В ту ночь он спал глубоко и спокойно, словно кто-то перегонял сквозь него сны. Они прокатывались через него, как вагоны с мануфактурой через узловую станцию, и он просматривал их, как начальник станции, отчего вид у него был сосредоточенный и ответственный. Спал он на улице, на своей любимой катапульте, где вчера на ночь выпил принесенные мной витамины. Я притащил ему из вагончика старую шинель, накрыл его, однако ночью всё равно пару раз просыпался и приходил проверить, всё ли с ним в порядке. Возле ног его спали уличные псы, забредшие с трассы. По ночной площадке ветер гонял бумажные пакеты. На плечо ему садились птицы, а на открытые ладони заползали муравьи, слизывая с кожи красные витаминные пятна. Ночью в северном направлении отошли последние тучи, на небе высыпали созвездия, и погода снова напомнила о начале июня. Июнь в этих местах проходил быстро и насыщенно — стебли наполнялись горьковатым соком, и листва шелушилась, как кожа на холоде. С каждым днем становилось всё больше пыли и песка, которые попадали в обувь и складки одежды, скрипели на зубах и сыпались с волос. В июне воздух прогревался, словно армейские палатки, и начиналась теплая пора малоподвижных мужчин на улицах и шумных детей в водоемах. Уже утром стало понятно, что готовиться нужно к жаркому лету, которое будет длиться бесконечно и выжжет всё, что попадется под руку, включая кожу и волосы. И даже летние дожди никого не спасут.
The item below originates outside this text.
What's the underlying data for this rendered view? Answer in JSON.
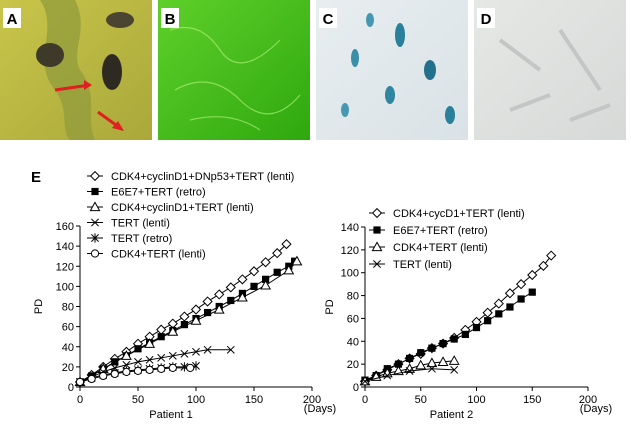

Просыпался Коча долго и чувствовал себя с утра грустным, как в детстве, когда приходилось вставать вместе с родителями, которые спешили на работу и заставляли собираться на учебу. Проснувшись, походил вокруг гаража, покормил собак черным хлебом, задумчиво осмотрел долину и наконец пошел будить меня. Сев на соседний диван, долго рассказывал какие-то рваные случайные истории про свою бывшую жену, доставал фотокарточки, нашел где-то под кроватью дембельский альбом, обтянутый шинельным сукном, совал его мне. Я лениво отбивался и пытался снова заснуть, но после дембельского альбома это было не так-то просто. Наконец я поднялся и, завернувшись в колючее больничное одеяло, стал слушать. Коча рассказывал про любовь, про то, как встречался со своей будущей женой, про секс на переднем сиденье старой волги. Почему не на заднем? — спросил я его. — Все же всегда делают это на заднем? — Дружище, — пояснил Коча, — в старых волгах переднее сиденье — сплошное, как и заднее, поэтому нет никакой разницы, где этим заниматься, ясно? — Ясно, — ответил я ему, — нет никакой разницы. И Коча благодарно кивал головой: правильно, дружище, ты всё верно сечешь, — и с этим пошел варить чифирь.
Через какое-то время от заправки засигналила первая машина, Коча раздраженно нацепил очки и поспешил на выход.
— Коча, — сказал я ему, — давай помогу.
— Да ладно, Гер, — отмахнулся он, — с тебя такая помощь.
— Ну, какая есть.
— Ну, давай, — он ждал в дверях, пока я искал свою одежду. — Только надень что-нибудь. Куда ты в своих джинсах? У меня там под диваном есть что-то старое, поищи, ладно? — и ушел.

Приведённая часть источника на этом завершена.